De wederdopers of anabaptisten behoorden tot de radicale reformatie, wilden leven als de eerste christenen en predikten pacifisme, volledige gelijkheid en gemeenschap van goederen. Vanwege het radicale karakter werden zij zowel door de andere protestanten als door de katholieken streng vervolgd. De beweging kon in de Nederlanden overleven rond de Fries Menno Simons, vandaar ‘mennisten’, dat Van Dale evenwel schrijft als ‘menisten’.
Van Wijk vertrekt van de vaststelling dat gelet op het relatief geringe aantal doopsgezinden dat deel uitmaakte van de Nederlandse bevolking, hun gemeenschappelijke bijdrage aan de Nederlandse cultuur aanzienlijk was.
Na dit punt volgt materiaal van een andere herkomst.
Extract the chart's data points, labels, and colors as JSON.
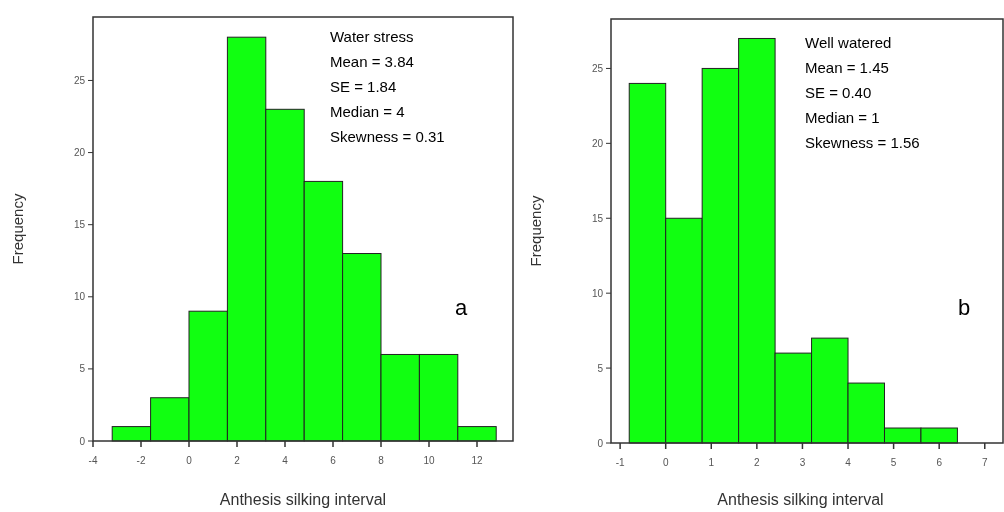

Doopsgezinden werden meer dan eens in de kunsten geportretteerd en deden veel literair stof opwaaien. De vreedzame mennisten, die leefden onder de dominerende gereformeerden, gaven blijkbaar meer aanleiding tot literaire expressie dan de eveneens getolereerde katholieken of joden. Door dopers zo talrijk in hun werk een plaats te geven droegen auteurs bedoeld of onbedoeld bij aan een bepaalde beeldvorming van de mennisten. Dat imago wil Van Wijk nauwkeurig onderzoeken.
De auteur betrekt in zijn studie zowel gecanoniseerde als nauwelijks bekende auteurs, evenals jeugdliteratuur, maar beperkt zich wel tot bellettrie. Het voorliggende boek is een verkorte representatieve selectie van een veel omvangrijker werk en bevat voet- noch eindnoten en evenmin een bibliografie en een register. Voor het volledige werk met literatuur en noten wordt verwezen naar een document op de website van de uitgeverij.
Van Wijk structureert zijn representatiestudie chronologisch. Hij beschrijft stelselmatig hoe de doopsgezinden in de loop der eeuwen in de Nederlandstalige literatuur beschreven werden en stelt dat de specifieke tijdscontext het dopers imago sterk bepaalde. Tot circa 1780 overheerste verguizing. In de 16de werden ze negatief bejegend omwille van hun afwijkende theologie, maar ook enigszins bewonderd om hun standvastigheid, zoals verwoord in martelaarsliederen. Ook in de Gouden Eeuw werden ze nog scheef bekeken omwille van hun pacifisme en omdat de doperse opvattingen over wilsvrijheid haaks stonden op het dominante gereformeerde leerpunt van de voorbeschikking. Pas in de periode van de verlichting kwam er een aanzet tot verandering in hun voorstelling. Een positieve imagokentering kwam er in de 19de-eeuwse historische romans, terwijl in de beeldvorming vanaf de 20ste eeuw tot op vandaag vooral aandacht ging naar hun bijzondere geschiedenis met de nadruk op hun sociale rechtvaardigheid en hun geweldloosheid.
Drie intermezzo’s beschrijven de benamingen die voor dopers werden gebruikt, en de Nederlandse zegswijzen en uitdrukkingen waarin de combinatie met ‘mennist’ voorkomt.
Alfred van Wijk schreef een mooie representatiestudie van een voor de Vlaamse lezer minder gekende religieuze minderheid in de Nederlanden. Zijn boek opent ook nieuwe perspectieven op ook in Vlaanderen gekende literatuur uit de Gouden Eeuw.